Privacy

The Next Step in Big Data: How to Humanize It

Big data has been defined in many different ways, which can make the term seem confusing. It’s often considered to be a marketing or business term. Despite this confusion, a general definition of big data is: a large collection of data that is analyzed to show trends and patterns in human behavior (such as buying behavior). This data can be a collection of traditional data (like financial history or voter registration status) and digital data (like Web and social networking behavior). Companies typically use big data for marketing purposes, like creating targeted ads — but this is just one usage.

Is there a way to humanize big data?

Unfortunately, a human isn’t analyzing all of the data that a company collects — a computer is. A company is able to track your Web behavior via cookie tracking, and a computer then collects that data and makes sense of it. A person can then analyze the material that the computer gives them, and use it to make a more effective marketing strategy for their company. But that doesn’t make the practice less of an invasion of privacy, especially when most consumers don’t even know that they’re being tracked. Almost every website that you visit will track your behavior — far more than you may realize.

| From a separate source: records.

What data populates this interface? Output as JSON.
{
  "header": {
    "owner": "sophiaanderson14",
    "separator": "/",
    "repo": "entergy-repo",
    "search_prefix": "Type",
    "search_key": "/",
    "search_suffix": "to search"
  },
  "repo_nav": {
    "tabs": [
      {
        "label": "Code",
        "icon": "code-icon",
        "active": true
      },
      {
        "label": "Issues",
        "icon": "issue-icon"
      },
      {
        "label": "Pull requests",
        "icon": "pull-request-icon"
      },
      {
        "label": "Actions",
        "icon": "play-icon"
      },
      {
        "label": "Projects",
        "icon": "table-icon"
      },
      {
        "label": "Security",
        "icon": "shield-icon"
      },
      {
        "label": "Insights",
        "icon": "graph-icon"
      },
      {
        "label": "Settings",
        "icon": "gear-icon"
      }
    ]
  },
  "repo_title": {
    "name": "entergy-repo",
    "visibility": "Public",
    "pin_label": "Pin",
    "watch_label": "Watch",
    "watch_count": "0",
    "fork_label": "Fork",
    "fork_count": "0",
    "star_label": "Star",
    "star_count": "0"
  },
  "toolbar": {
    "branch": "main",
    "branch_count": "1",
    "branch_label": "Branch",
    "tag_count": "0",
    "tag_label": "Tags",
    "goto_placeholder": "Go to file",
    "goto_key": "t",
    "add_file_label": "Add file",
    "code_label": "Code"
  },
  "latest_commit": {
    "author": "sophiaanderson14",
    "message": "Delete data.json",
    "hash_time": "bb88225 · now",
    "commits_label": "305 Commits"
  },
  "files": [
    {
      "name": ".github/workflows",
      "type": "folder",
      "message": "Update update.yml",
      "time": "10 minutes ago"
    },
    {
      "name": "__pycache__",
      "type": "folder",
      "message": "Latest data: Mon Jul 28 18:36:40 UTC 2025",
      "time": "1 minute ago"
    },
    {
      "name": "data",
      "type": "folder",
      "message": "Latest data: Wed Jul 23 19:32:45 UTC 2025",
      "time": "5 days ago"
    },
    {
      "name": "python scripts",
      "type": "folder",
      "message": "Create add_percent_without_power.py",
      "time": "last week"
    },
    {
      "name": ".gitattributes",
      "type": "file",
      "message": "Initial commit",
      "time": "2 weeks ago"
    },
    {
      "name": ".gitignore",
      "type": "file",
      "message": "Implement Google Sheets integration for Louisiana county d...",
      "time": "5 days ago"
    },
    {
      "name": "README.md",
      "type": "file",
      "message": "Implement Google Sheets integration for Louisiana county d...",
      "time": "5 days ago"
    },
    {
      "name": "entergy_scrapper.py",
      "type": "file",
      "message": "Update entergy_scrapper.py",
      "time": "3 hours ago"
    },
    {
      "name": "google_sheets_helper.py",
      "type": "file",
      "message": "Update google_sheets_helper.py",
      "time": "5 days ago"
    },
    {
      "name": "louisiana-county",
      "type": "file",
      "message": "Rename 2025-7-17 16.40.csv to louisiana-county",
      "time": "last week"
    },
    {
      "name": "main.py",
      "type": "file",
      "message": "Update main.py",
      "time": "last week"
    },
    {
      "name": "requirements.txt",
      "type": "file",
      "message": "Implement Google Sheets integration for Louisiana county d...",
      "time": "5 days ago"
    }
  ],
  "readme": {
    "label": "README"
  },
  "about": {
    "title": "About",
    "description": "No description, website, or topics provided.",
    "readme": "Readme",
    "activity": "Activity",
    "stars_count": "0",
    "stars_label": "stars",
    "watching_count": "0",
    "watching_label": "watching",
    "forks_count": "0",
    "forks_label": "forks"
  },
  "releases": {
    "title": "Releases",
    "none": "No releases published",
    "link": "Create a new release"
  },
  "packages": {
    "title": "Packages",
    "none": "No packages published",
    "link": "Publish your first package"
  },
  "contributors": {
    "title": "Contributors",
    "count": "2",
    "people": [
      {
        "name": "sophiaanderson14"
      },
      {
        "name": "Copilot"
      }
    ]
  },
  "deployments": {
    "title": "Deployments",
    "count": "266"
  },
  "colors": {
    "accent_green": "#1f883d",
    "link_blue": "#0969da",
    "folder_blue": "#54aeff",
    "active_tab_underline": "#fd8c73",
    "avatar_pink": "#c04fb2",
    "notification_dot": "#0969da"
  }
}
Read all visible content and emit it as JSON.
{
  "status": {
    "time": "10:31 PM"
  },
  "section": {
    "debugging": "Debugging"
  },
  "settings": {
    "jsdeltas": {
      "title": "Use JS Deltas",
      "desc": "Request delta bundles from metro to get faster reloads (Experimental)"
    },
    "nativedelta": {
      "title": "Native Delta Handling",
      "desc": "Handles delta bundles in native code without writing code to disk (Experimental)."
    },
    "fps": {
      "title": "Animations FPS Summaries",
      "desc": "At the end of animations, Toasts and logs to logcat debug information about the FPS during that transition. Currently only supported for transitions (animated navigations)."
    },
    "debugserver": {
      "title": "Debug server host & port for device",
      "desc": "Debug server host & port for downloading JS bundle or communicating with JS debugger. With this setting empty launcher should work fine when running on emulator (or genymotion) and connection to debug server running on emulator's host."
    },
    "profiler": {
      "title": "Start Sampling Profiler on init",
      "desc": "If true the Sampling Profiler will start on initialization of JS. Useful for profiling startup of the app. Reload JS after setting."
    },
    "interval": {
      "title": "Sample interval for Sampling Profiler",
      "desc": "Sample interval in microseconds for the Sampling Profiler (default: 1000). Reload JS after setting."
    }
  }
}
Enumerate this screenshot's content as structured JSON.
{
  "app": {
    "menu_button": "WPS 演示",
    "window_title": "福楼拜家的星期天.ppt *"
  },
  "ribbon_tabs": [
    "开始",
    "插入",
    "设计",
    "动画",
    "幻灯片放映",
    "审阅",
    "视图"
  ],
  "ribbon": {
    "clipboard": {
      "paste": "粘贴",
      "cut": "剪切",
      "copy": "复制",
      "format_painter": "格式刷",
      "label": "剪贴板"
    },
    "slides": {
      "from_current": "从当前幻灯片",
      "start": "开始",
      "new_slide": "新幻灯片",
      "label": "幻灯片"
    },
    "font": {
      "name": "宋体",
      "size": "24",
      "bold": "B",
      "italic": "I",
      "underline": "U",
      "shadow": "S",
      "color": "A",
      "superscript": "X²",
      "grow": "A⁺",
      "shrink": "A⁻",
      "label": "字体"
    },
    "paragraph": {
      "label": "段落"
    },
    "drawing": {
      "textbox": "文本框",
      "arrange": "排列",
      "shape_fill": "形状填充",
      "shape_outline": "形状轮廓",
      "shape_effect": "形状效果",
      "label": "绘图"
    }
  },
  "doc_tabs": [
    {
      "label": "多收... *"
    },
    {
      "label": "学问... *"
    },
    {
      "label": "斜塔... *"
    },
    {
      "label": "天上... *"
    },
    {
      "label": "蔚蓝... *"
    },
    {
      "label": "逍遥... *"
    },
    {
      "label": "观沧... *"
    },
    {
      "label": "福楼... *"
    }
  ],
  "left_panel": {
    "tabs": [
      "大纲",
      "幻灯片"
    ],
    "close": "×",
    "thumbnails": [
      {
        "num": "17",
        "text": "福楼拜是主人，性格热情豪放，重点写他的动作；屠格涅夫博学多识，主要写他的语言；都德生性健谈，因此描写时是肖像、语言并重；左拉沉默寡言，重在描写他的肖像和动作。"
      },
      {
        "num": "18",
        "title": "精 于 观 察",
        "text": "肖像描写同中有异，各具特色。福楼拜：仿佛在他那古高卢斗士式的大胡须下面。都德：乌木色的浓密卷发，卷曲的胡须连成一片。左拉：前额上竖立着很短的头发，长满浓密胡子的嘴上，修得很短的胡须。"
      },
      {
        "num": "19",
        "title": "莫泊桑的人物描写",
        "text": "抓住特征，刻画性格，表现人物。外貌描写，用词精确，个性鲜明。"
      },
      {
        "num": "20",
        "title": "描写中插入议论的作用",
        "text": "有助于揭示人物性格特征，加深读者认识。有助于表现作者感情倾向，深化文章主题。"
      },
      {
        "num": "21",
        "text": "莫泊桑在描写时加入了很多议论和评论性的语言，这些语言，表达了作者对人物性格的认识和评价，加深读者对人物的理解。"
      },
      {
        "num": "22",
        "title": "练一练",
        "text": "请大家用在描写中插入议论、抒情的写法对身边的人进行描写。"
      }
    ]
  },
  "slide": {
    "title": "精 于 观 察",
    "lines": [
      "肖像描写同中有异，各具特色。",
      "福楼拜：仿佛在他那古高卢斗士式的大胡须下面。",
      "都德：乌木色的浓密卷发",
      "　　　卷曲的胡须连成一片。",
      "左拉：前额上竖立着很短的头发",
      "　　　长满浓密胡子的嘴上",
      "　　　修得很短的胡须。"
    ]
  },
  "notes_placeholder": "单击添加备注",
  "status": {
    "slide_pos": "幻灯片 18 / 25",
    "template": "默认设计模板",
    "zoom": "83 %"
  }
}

Read More: What to Do if You’re Worried About Your Phone Being Stolen

Humanizing big data, then, might be difficult. In order to humanize it, you may simply need to change your perspective on it. Sure, you can see big data as essentially working to improve your experience with a product or service, as it tracks your online behavior in order to deliver targeted ads. While many might argue that this is an invasion of privacy, you could also choose to embrace its nosiness, by arguing that big data cares what you think. Big data is used to deliver a better experience — wouldn’t you rather see relevant content as opposed to irrelevant content?

Many, too, will make the argument that consumers would prefer online marketing methods — via tracking that produces relevant ads — instead of traditional marketing methods (cold calling), which are seen as more intrusive. Marketers can also use all of this big data to improve their customer relationships, or even to make products that customers really want (even products that customers don’t know they want). When humanizing big data, it essentially comes down to this: how can people (marketers) use big data to “reach” other people (customers)? By getting to know them.